The declaratory judgment (dec action) line is notably shorter overall than the others. Again, I haven't researched this further, but I would expect this is due to the fact that dec actions don't involve juries and are usually about a specific question of law. For instance, lots of dec actions involve whether there is insurance coverage for a particular event or not (the hilarious Luther Sutter v. Dennis Milligan dec action notwithstanding). 

Now, on to the next chart. This is called a box chart:

Comparison of median Arkansas tort case values over the last 20 years. Click to enlarge.
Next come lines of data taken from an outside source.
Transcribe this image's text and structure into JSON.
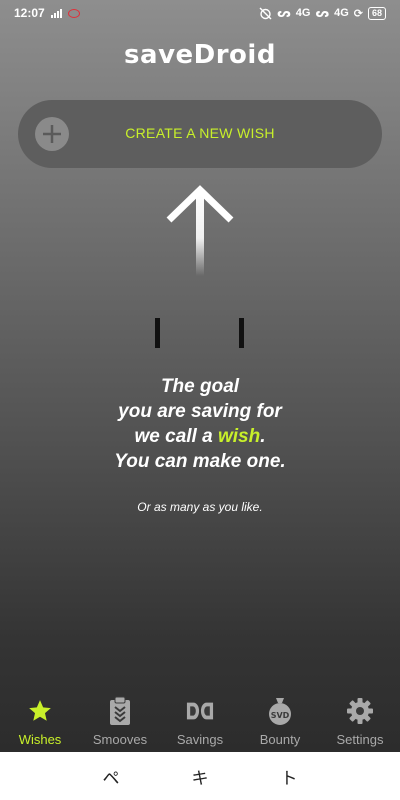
{
  "status_bar": {
    "time": "12:07",
    "network_1": "4G",
    "network_2": "4G",
    "battery": "68"
  },
  "app": {
    "logo": "saveDroid"
  },
  "create_wish": {
    "label": "CREATE A NEW WISH",
    "icon": "plus-icon"
  },
  "message": {
    "line1": "The goal",
    "line2": "you are saving for",
    "line3_prefix": "we call a ",
    "line3_highlight": "wish",
    "line3_suffix": ".",
    "line4": "You can make one.",
    "sub": "Or as many as you like."
  },
  "nav": {
    "items": [
      {
        "label": "Wishes",
        "icon": "star-icon",
        "active": true
      },
      {
        "label": "Smooves",
        "icon": "clipboard-icon",
        "active": false
      },
      {
        "label": "Savings",
        "icon": "dd-icon",
        "active": false
      },
      {
        "label": "Bounty",
        "icon": "money-bag-icon",
        "active": false
      },
      {
        "label": "Settings",
        "icon": "gear-icon",
        "active": false
      }
    ]
  },
  "keyboard": {
    "keys": [
      "ペ",
      "キ",
      "ト"
    ]
  },
  "colors": {
    "accent": "#c8f02a",
    "nav_inactive": "#a9a9a9"
  }
}
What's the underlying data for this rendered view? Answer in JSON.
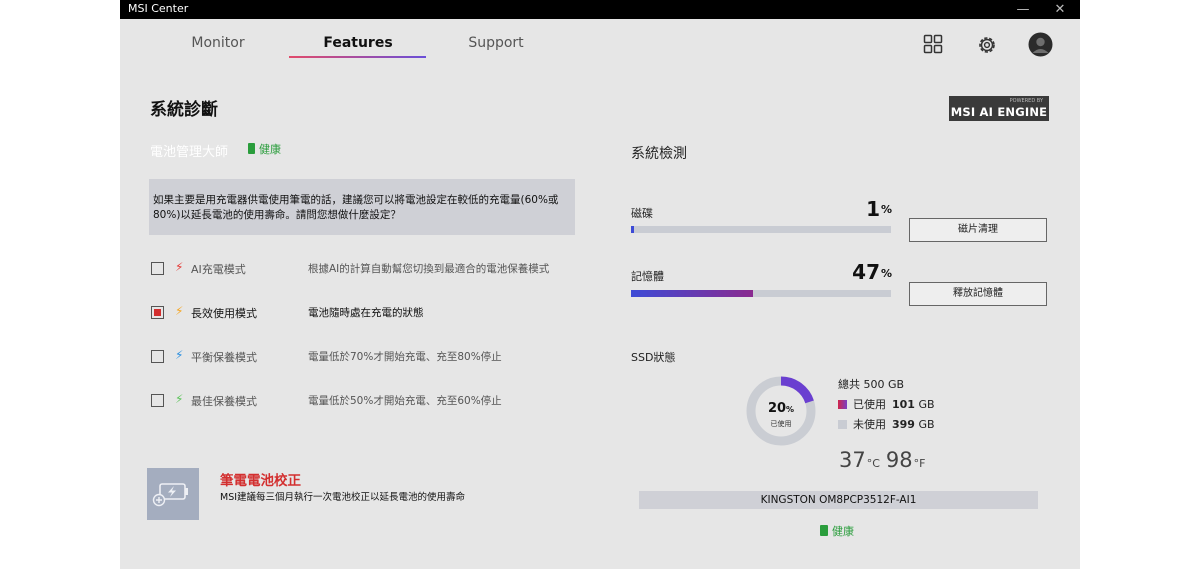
{
  "app": {
    "title": "MSI Center",
    "minimize_glyph": "—",
    "close_glyph": "✕"
  },
  "nav": {
    "tabs": [
      {
        "label": "Monitor"
      },
      {
        "label": "Features"
      },
      {
        "label": "Support"
      }
    ],
    "active": "Features"
  },
  "header_icons": [
    "grid-icon",
    "gear-icon",
    "avatar-icon"
  ],
  "page": {
    "title": "系統診斷"
  },
  "badge": {
    "powered_by": "POWERED BY",
    "engine": "MSI AI ENGINE"
  },
  "battery": {
    "title": "電池管理大師",
    "health": "健康",
    "question": "如果主要是用充電器供電使用筆電的話，建議您可以將電池設定在較低的充電量(60%或80%)以延長電池的使用壽命。請問您想做什麼設定？",
    "options": [
      {
        "label": "AI充電模式",
        "desc": "根據AI的計算自動幫您切換到最適合的電池保養模式",
        "checked": false,
        "bolt_color": "#e53935"
      },
      {
        "label": "長效使用模式",
        "desc": "電池隨時處在充電的狀態",
        "checked": true,
        "bolt_color": "#f5a623"
      },
      {
        "label": "平衡保養模式",
        "desc": "電量低於70%才開始充電、充至80%停止",
        "checked": false,
        "bolt_color": "#2a8fe0"
      },
      {
        "label": "最佳保養模式",
        "desc": "電量低於50%才開始充電、充至60%停止",
        "checked": false,
        "bolt_color": "#5cc55a"
      }
    ],
    "calibration": {
      "title": "筆電電池校正",
      "desc": "MSI建議每三個月執行一次電池校正以延長電池的使用壽命"
    }
  },
  "system": {
    "title": "系統檢測",
    "disk": {
      "label": "磁碟",
      "value": "1",
      "unit": "%",
      "fraction": 0.01,
      "button": "磁片清理"
    },
    "memory": {
      "label": "記憶體",
      "value": "47",
      "unit": "%",
      "fraction": 0.47,
      "button": "釋放記憶體"
    }
  },
  "ssd": {
    "title": "SSD狀態",
    "donut_percent": "20",
    "donut_unit": "%",
    "donut_fraction": 0.2,
    "used_short": "已使用",
    "total": "總共 500 GB",
    "used_label": "已使用",
    "used_value": "101",
    "used_unit": "GB",
    "free_label": "未使用",
    "free_value": "399",
    "free_unit": "GB",
    "temp_c": "37",
    "temp_c_unit": "°C",
    "temp_f": "98",
    "temp_f_unit": "°F",
    "model": "KINGSTON OM8PCP3512F-AI1",
    "health": "健康"
  },
  "colors": {
    "accent_start": "#e24b6b",
    "accent_end": "#6a4fd8",
    "healthy": "#2a9d3c",
    "bar_blue": "#3d4bd6",
    "bar_purple": "#8a2a8f",
    "used_swatch": "#7a3fc4",
    "free_swatch": "#c9ccd3"
  }
}
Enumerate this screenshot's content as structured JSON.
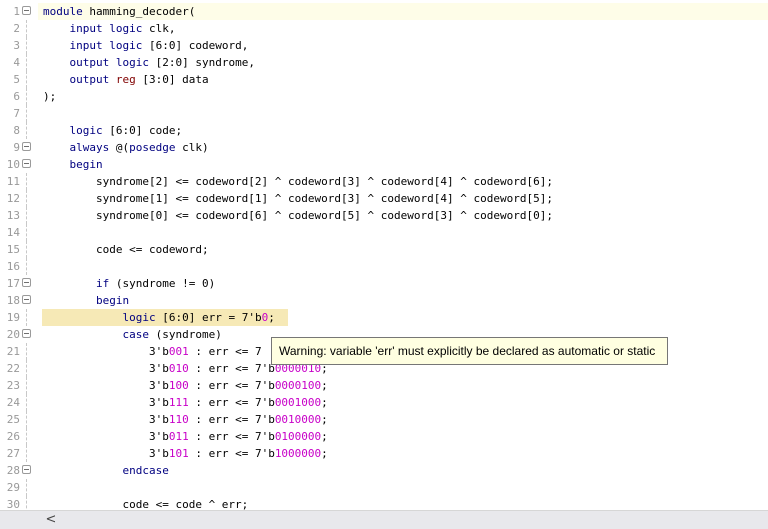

This chart is broken up into quartiles. The light blue box represents 50% of all cases. So, 50% of motor vehicle collision (MVC) cases are decided within 2 years, with the median value being 1.6 years. (Median means the middle value; if there were 101 cases, for instance, the median value would be the 51st value). The average MVC case length is shorter at just over 1 year.

The dark blue lines represent maximum values, excluding outliers. The dots out to the right of the graph represent those outliers, which extend out to 20 years.

What's the bottom line? For 3/4 of tort cases, you can expect resolution to take at least 6 months to 3 years. Another quarter of cases take up to 4 years or so. And, there are always outliers that can take many, many years to reach ultimate resolution.

What questions do you have about this analysis?